The high-resolution optimized training doesn't harm regular resolution tasks. Instead, it also brings in notable gain on OSWorld-G / OSWorld-G-refined.

Comparision with top models (ranked by ScreenSpot-Pro)

We consider all top models from ScreenSpot-Pro leaderboard and related most recent technical reports. We only compare pure model capabillity and hence exclude those multi-step methods such as using zoom-in, MVP or agentic frameworks.

On ScreenSpot-Pro, KV-Ground-8B-BaseGuiOwl1.5-0315 is ranked as the best among all the models.

Models	ScreenSpot-Pro	ScreenSpot-V2	OSWorld-G	OSWorld-G-refined	UI-Vision
Specialized GUI Models
KV-Ground-8B-BaseGuiOwl1.5-0315*	73.2	94.6	68.1	70.9	39.6
GUI-Owl-1.5-32B-Instruct*	71.3	95.1	67.0	71.8	37.5
Holo2-235B-A22B	70.6	95.9	79.0	-	-
GUI-Owl-1.5-8B-Instruct*	70.5	93.5	64.7	67.9	38.3
UI-Venus-1.5-30B-A3B	69.6	96.2	70.6	76.4	54.7
UI-Venus-1.5-8B	68.4	95.9	69.7	74.1	46.5
MAI-UI-32B	67.9	96.5	67.6	73.9	47.1
KV-Ground-4B-BaseGuiOwl1.5-0228*	67.0	94.1	64.2	69.5	33.3
Holo2-30B-A3B	66.1	94.9	76.1	-	-
MAI-UI-8B	65.8	95.2	60.1	68.6	40.7
GUI-Owl-1.5-4B-Instruct*	65.3	92.8	61.7	66.8	30.4
KV-Ground-4B-BaseQw3vl*	63.2	94.6	64.0	71.2	32.6
Step-GUI-8B	62.6	95.1	70.0	-	-
Step-GUI-4B	60.0	93.6	66.9	-	-
Holo2-8B	58.9	93.2	70.1	-	-
Holo2-4B	57.2	93.2	69.4	-	-
GUI-Owl-7B	54.9	92.8	55.9	-	-
OpenCUA-7B	50.0	92.3	55.3	-	29.7
UI-Venus-1.0-7B	50.8	94.1	54.6	61.7	36.8
GTA1-7B	50.1	92.4	60.1	67.7	-
UI-TARS-1.5-7B	35.7	91.6	52.8	64.2	-
General VLMs
Qwen3-VL-4B*	59.5	93.1	63.3	71.1	30.4
Qwen3-VL-8B	54.6	-	58.2	-	-

Comparision with agentic approaches on ScreenSpot-Pro

We list out top 10 players reported on ScreenSpot-Pro leaderboard and related technical reports. KV-Ground-8B-BaseGuiOwl1.5-0315 + Zoom-In is ranked as best in all the systems.

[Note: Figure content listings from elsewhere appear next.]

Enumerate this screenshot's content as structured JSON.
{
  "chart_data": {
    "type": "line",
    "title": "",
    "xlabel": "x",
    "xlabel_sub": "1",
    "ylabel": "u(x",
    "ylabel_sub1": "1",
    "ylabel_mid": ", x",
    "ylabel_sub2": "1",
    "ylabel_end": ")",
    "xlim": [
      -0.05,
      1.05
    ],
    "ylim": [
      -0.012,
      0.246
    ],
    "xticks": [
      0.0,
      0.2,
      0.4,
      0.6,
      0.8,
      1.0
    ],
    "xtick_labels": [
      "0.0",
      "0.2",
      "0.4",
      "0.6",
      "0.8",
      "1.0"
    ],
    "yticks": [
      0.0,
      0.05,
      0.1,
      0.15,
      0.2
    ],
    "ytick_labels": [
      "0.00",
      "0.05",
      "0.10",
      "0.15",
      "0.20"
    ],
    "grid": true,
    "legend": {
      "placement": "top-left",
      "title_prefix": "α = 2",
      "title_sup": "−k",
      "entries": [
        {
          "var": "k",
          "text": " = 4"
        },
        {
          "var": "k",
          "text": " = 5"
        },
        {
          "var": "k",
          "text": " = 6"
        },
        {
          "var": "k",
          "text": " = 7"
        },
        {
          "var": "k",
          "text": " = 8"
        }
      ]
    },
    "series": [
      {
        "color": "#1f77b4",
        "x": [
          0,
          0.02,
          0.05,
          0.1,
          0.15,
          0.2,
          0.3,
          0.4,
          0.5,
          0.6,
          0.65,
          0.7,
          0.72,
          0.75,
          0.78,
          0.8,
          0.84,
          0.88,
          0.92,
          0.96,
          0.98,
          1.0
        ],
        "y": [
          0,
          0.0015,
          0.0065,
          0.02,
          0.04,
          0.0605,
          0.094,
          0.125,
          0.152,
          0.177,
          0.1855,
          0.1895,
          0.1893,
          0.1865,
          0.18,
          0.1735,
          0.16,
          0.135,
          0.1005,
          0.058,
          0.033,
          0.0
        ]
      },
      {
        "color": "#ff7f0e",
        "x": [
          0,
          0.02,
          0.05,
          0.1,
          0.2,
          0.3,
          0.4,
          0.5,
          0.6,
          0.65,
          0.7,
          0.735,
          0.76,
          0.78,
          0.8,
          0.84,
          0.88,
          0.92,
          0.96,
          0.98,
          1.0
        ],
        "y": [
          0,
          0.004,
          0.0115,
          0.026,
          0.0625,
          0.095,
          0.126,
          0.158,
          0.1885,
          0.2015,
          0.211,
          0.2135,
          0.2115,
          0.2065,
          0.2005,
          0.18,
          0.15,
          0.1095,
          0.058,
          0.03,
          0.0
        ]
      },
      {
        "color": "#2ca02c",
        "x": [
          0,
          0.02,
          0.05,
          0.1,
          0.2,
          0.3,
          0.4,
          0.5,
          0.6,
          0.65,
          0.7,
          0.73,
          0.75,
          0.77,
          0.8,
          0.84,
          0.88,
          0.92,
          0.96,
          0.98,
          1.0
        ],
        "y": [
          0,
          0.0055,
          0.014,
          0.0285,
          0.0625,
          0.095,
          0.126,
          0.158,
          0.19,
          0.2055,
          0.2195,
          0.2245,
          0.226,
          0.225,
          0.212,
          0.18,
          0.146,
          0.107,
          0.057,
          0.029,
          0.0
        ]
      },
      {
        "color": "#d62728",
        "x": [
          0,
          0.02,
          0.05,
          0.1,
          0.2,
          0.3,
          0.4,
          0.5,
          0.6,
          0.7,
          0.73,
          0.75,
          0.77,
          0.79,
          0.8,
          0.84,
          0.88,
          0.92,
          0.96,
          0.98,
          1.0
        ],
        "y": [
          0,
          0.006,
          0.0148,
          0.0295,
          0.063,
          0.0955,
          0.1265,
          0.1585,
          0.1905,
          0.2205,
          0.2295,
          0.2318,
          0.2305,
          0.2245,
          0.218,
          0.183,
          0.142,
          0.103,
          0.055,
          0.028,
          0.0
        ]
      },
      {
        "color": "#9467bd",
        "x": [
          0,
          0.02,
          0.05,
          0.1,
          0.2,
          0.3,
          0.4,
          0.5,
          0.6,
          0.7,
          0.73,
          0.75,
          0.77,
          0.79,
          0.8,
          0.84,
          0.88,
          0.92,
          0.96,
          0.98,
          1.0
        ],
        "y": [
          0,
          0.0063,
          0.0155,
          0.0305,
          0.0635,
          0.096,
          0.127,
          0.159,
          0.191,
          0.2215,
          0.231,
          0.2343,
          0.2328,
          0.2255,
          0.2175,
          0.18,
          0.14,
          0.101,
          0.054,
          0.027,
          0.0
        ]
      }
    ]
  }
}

Model / Agentic	ScreenSpot-Pro
KV-Ground-8B-BaseGuiOwl1.5-0315 + Zoom-In*	80.5
GUI-Owl-1.5-32B-Instruct + Zoom-In	80.3
Holo2-235B-A22B (Agentic)	78.5
GUI-Owl-1.5-8B-Instruct + Zoom-In*	78.0
MAI-UI-32B (MVP)	77.5
KV-Ground-4B-BaseGuiOwl1.5-0228 + Zoom-In*	76.4
GUI-Owl-1.5-4B-Instruct + Zoom-In*	76.1
Holo2-30B-A3B (Agentic)	75.2
MVP_Qwen3VL-32B	74.1
MAI-UI-32B (Zoom In)	73.5

Notes:

By default numbers are from each source. Those numbers produced by us are indicated by *, which may be different from the numbers reported from the sources.

It is known that models are usually sensitive to certain pre-designed prompt. As all the runs produced by us are based on Qwen3-VL backbone, for fair and simple comparision, the same prompt structure of system -> user-image -> user-instruct is used. And the same system message is used, which is the default Qwen3-VL computer-use format prompt adopted by the ScreenSpot-Pro leaderboard. For OSWorld-G and OSWorld-G-refined, minor modification is made to instruct the refusal setting.

Quickstart

The model keeps the exact same architecture and configs of GUI-Owl-1.5-8B-Instruct (inheriting from Qwen3-VL-8B-Instruct) and hence the usage is the same. For detail examples and the grounding prompt, please checkout the benchmark evaluation code in this repo.